Down and Across: Introducing Crossword-Solving as a New NLP Benchmark
This work addresses the need for a diverse reasoning and knowledge-based benchmark in NLP, though it is incremental as it primarily introduces a new dataset and baseline methods.
The authors introduced solving crossword puzzles as a new NLP benchmark, releasing a dataset of around 9,000 puzzles from the New York Times with over half a million clue-answer pairs, and proposed baselines and evaluation metrics for this task.

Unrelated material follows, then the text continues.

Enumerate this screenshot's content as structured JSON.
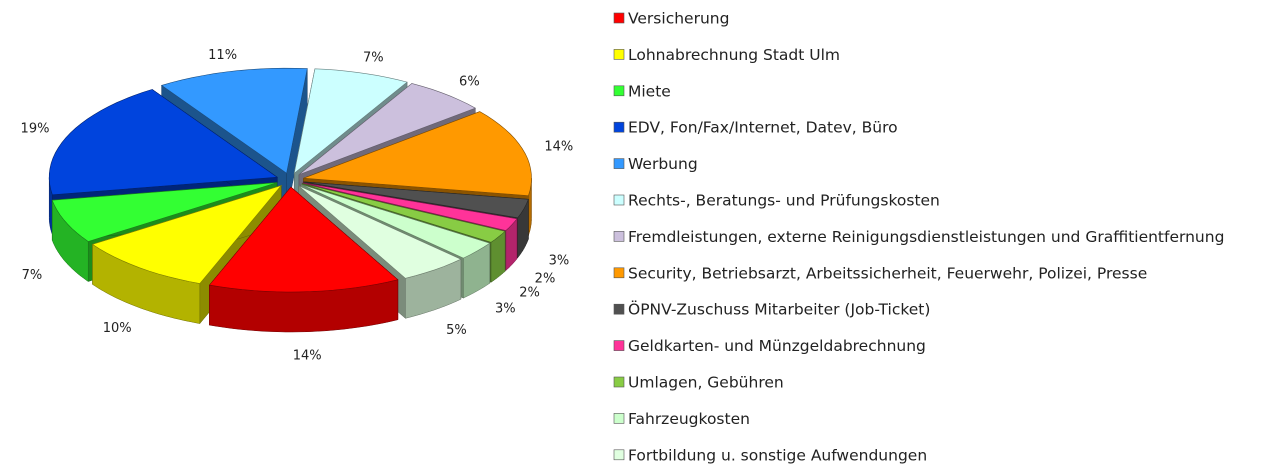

Solving crossword puzzles requires diverse reasoning capabilities, access to a vast amount of knowledge about language and the world, and the ability to satisfy the constraints imposed by the structure of the puzzle. In this work, we introduce solving crossword puzzles as a new natural language understanding task. We release the specification of a corpus of crossword puzzles collected from the New York Times daily crossword spanning 25 years and comprised of a total of around nine thousand puzzles. These puzzles include a diverse set of clues: historic, factual, word meaning, synonyms/antonyms, fill-in-the-blank, abbreviations, prefixes/suffixes, wordplay, and cross-lingual, as well as clues that depend on the answers to other clues. We separately release the clue-answer pairs from these puzzles as an open-domain question answering dataset containing over half a million unique clue-answer pairs. For the question answering task, our baselines include several sequence-to-sequence and retrieval-based generative models. We also introduce a non-parametric constraint satisfaction baseline for solving the entire crossword puzzle. Finally, we propose an evaluation framework which consists of several complementary performance metrics.